Ni siquiera había tenido el anciano tiempo de avisar al pescador que le acompañaba esa noche en la cena a base de espetones de sardinas. El Chafarino había ensordecido para lo que el pescador le contaba, porque oyó en su cabeza la voz del señor del mar, el divino Poseidón: “Abandona tu morada, y huye hacia las aguas donde vivo yo”. Había salido presuroso, internándose en el mar mientras la bomba caía, achicharrando al pobre pescador, en tanto que él se alejaba mar adentro hasta que dejó de escuchar el crepitar del incendio; decidió regresar no porque le faltase el aliento, sino porque el dios se lo ordenó. Mientras recorría la estrecha franja donde hacía pie, percibió más que escuchó los lamentos de Mani.

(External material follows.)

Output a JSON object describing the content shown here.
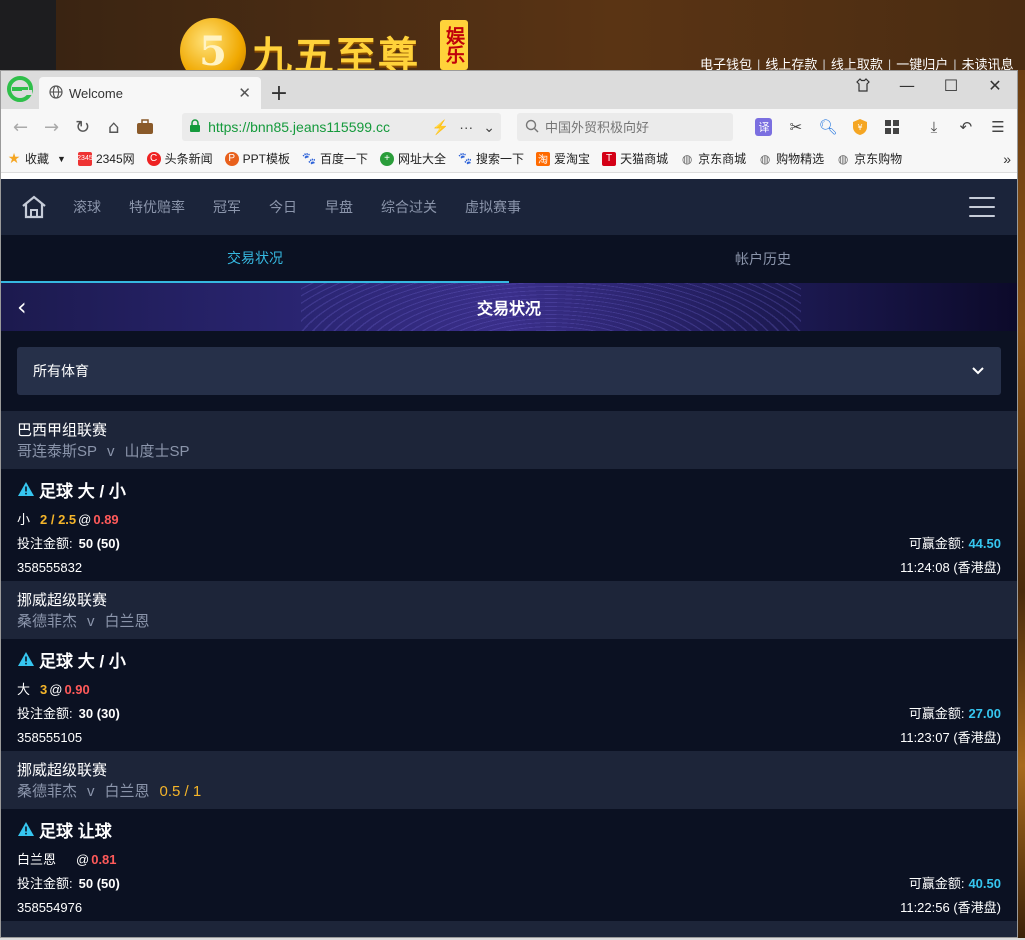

Retorció el corazón del Chafarino que, a causa del bramido del rebalaje, no consiguió hacerse oír por el muchacho que había llegado a buscarlo y lloraba equivocadamente su muerte. Cuando consiguió andar en seco, se había marchado.

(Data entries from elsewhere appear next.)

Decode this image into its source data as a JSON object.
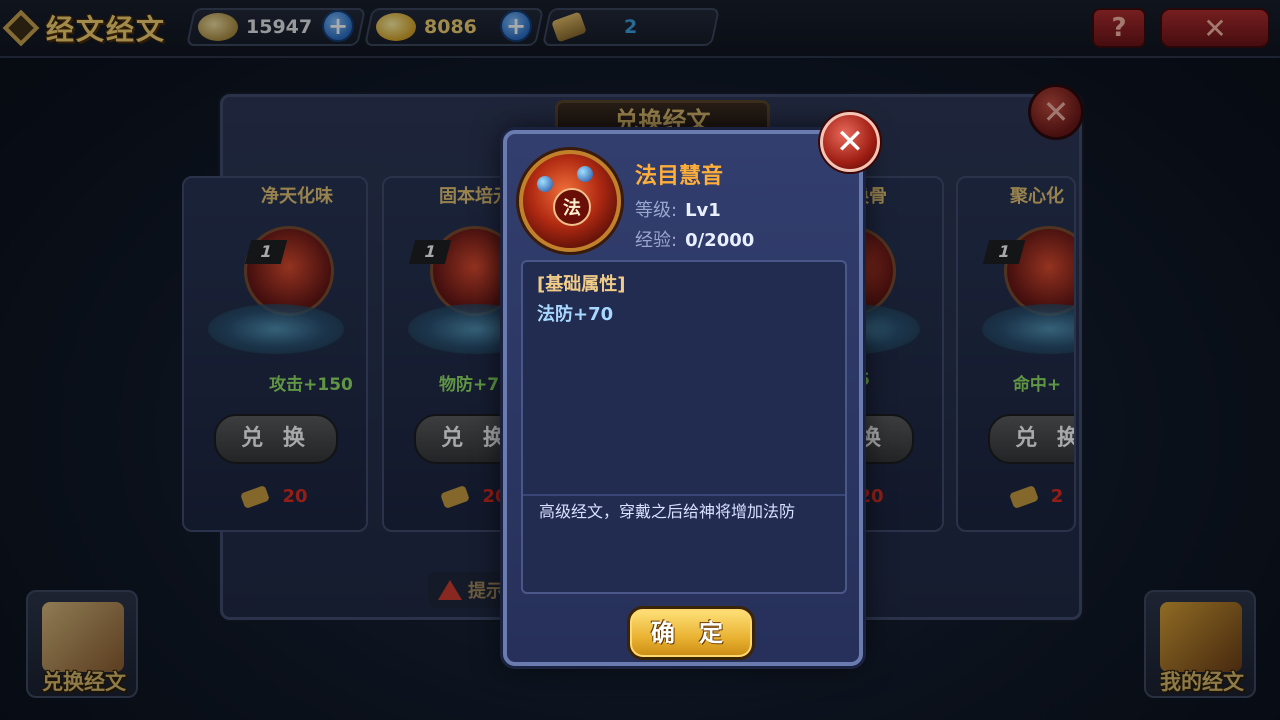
{
  "header": {
    "title": "经文经文",
    "copper": "15947",
    "gold": "8086",
    "scroll": "2",
    "help_label": "?",
    "close_label": "✕"
  },
  "exchange_panel": {
    "title": "兑换经文",
    "close_label": "✕",
    "hint_label": "提示",
    "cards": [
      {
        "title": "净天化味",
        "level": "1",
        "stat": "攻击+150",
        "button": "兑 换",
        "cost": "20"
      },
      {
        "title": "固本培元",
        "level": "1",
        "stat": "物防+70",
        "button": "兑 换",
        "cost": "20"
      },
      {
        "title": "脱胎换骨",
        "level": "1",
        "stat": "+45",
        "button": "兑 换",
        "cost": "20"
      },
      {
        "title": "聚心化",
        "level": "1",
        "stat": "命中+",
        "button": "兑 换",
        "cost": "2"
      }
    ]
  },
  "corner_buttons": {
    "exchange_label": "兑换经文",
    "mine_label": "我的经文"
  },
  "modal": {
    "name": "法目慧音",
    "level_label": "等级:",
    "level_value": "Lv1",
    "exp_label": "经验:",
    "exp_value": "0/2000",
    "icon_glyph": "法",
    "section_title": "[基础属性]",
    "attribute": "法防+70",
    "description": "高级经文，穿戴之后给神将增加法防",
    "confirm_label": "确 定",
    "close_label": "✕"
  },
  "colors": {
    "accent_gold": "#f5d26e",
    "item_name": "#ffae3a",
    "stat_green": "#8fe060",
    "cost_red": "#e02a1a"
  }
}
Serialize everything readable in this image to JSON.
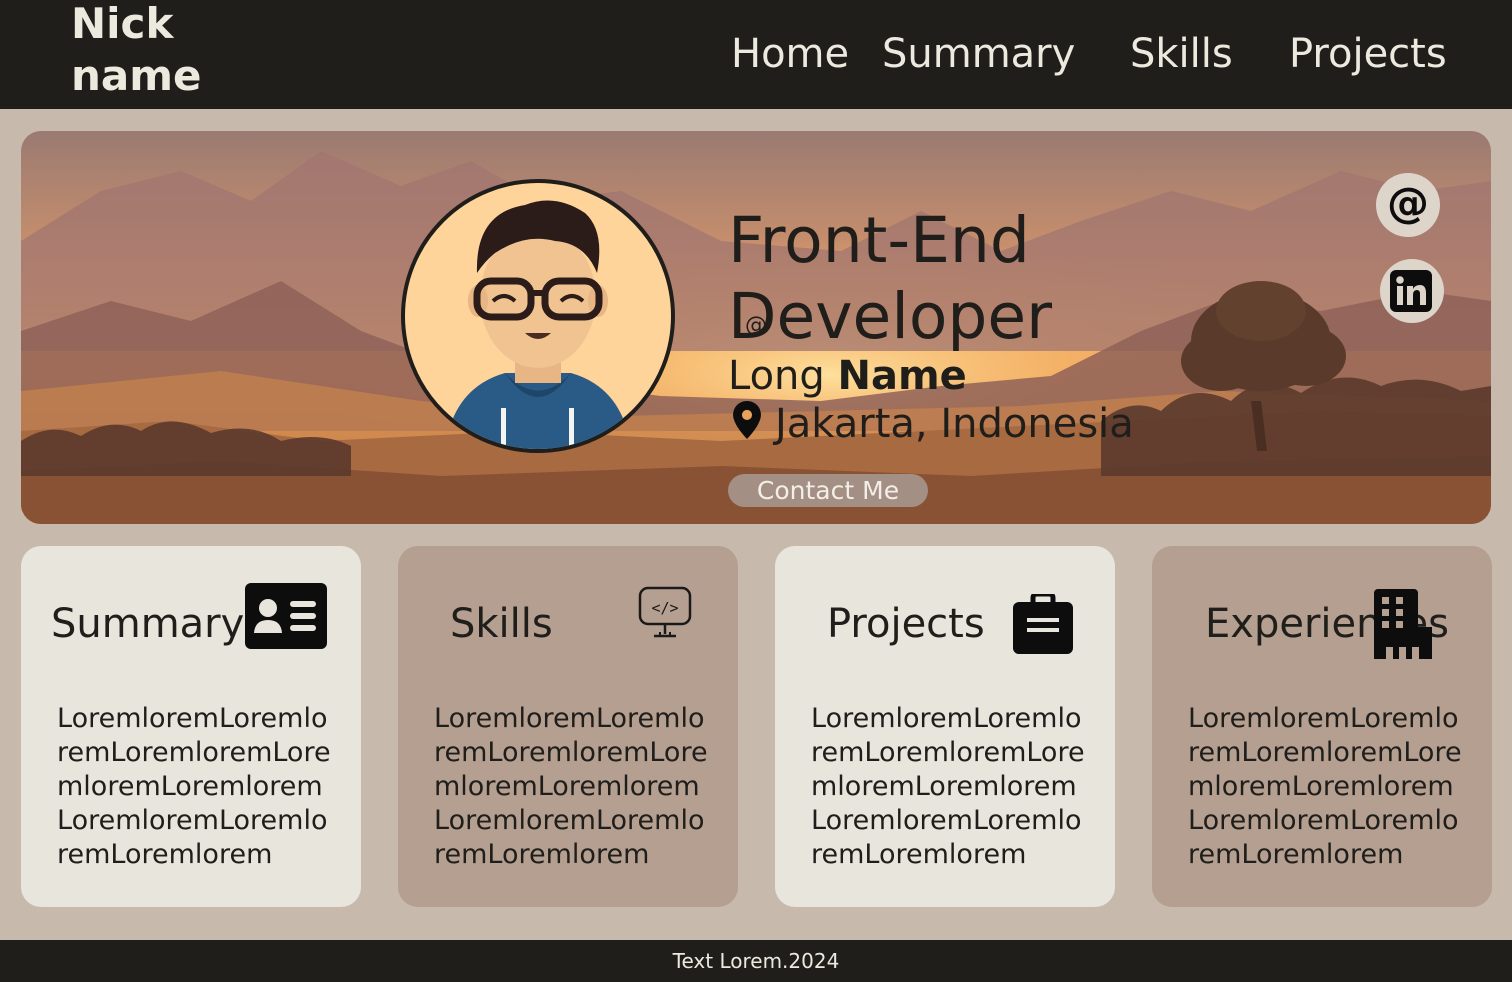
{
  "nav": {
    "brand_line1": "Nick",
    "brand_line2": "name",
    "links": [
      "Home",
      "Summary",
      "Skills",
      "Projects"
    ]
  },
  "hero": {
    "title_line1": "Front-End",
    "title_line2": "Developer",
    "name_first": "Long ",
    "name_bold": "Name",
    "location": "Jakarta, Indonesia",
    "contact_label": "Contact Me",
    "at_glyph": "@",
    "social_email_glyph": "@",
    "icons": [
      "map-pin-icon",
      "email-at-icon",
      "linkedin-icon"
    ]
  },
  "cards": [
    {
      "title": "Summary",
      "icon": "id-card-icon",
      "body": "LoremloremLoremloremLoremloremLoremloremLoremloremLoremloremLoremloremLoremlorem"
    },
    {
      "title": "Skills",
      "icon": "code-monitor-icon",
      "body": "LoremloremLoremloremLoremloremLoremloremLoremloremLoremloremLoremloremLoremlorem"
    },
    {
      "title": "Projects",
      "icon": "briefcase-icon",
      "body": "LoremloremLoremloremLoremloremLoremloremLoremloremLoremloremLoremloremLoremlorem"
    },
    {
      "title": "Experiences",
      "icon": "building-icon",
      "body": "LoremloremLoremloremLoremloremLoremloremLoremloremLoremloremLoremloremLoremlorem"
    }
  ],
  "footer": {
    "text": "Text Lorem.2024"
  },
  "colors": {
    "navbar": "#201e1b",
    "page_bg": "#c8b9ad",
    "card_light": "#e8e5dc",
    "card_dark": "#b49f91",
    "button_bg": "#a48f84"
  }
}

-Eso dicen –respondió el Templao.
-Pues ahora nos tocará pagar a justos por pecadores. Ya lo verás.
-¿Qué quiere decir usted?
-¿Ya te has olvidado de lo que batallaron los malagueños durante esos siete meses republicanos? No sólo lucharon por la ciudad y se quitaron el pan de la boca para mantener el frente de Madrid. Es que fuisteis a defender con uñas y dientes las cinco provincias que rodean la nuestra. Los malagueños se hicieron notar en Puente Genil, La Roda, Gibraltar, Loja y muchos pueblos más. La ciudad se vació para surtir los frentes, tanto los defendidos por malagueños como todos los demás de esta parte de España, y hasta el de Madrid. No sólo no os lo van a perdonar los rebeldes, sino que os lo harán pagar muy caro. Como hizo Napoleón a principio del siglo pasado, vengándose de nosotros y casi exterminándonos por lo de Bailén.

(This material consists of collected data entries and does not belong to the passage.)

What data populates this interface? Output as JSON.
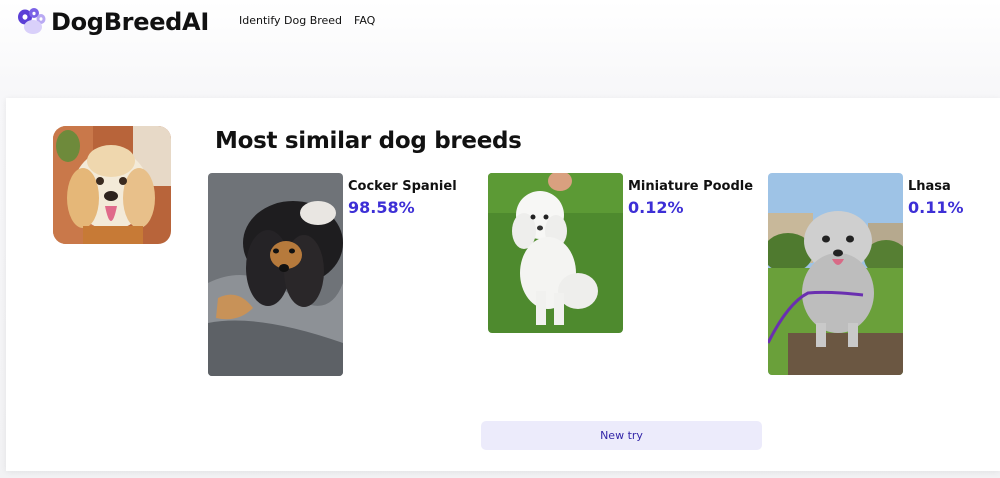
{
  "header": {
    "brand": "DogBreedAI",
    "nav": [
      {
        "label": "Identify Dog Breed"
      },
      {
        "label": "FAQ"
      }
    ],
    "logo_icon": "paw-icon",
    "accent_color": "#5b3fd6"
  },
  "main": {
    "title": "Most similar dog breeds",
    "uploaded_image": "uploaded-dog-photo",
    "results": [
      {
        "breed": "Cocker Spaniel",
        "percent": "98.58%",
        "image": "cocker-spaniel-photo"
      },
      {
        "breed": "Miniature Poodle",
        "percent": "0.12%",
        "image": "miniature-poodle-photo"
      },
      {
        "breed": "Lhasa",
        "percent": "0.11%",
        "image": "lhasa-photo"
      }
    ],
    "new_try_label": "New try",
    "percent_color": "#3d2fd6"
  }
}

-Han destinao a Málaga a un franquista mu poderoso, que lo apodan ya “Carnicerito de Málaga”. La gente habla de él como si fuera el diablo en persona. Dicen que tós los días manda fusilar lo menos a cien, porque sí, porque le sale de los cojones, sólo porque alguien le dice que eran republicanos; sin más; los juicios son pantomimas engañabobos… cuando hacen alguno. Y el alcalde Entrambasaguas no se moja por sus paisanos. ¡Qué se va a mojar!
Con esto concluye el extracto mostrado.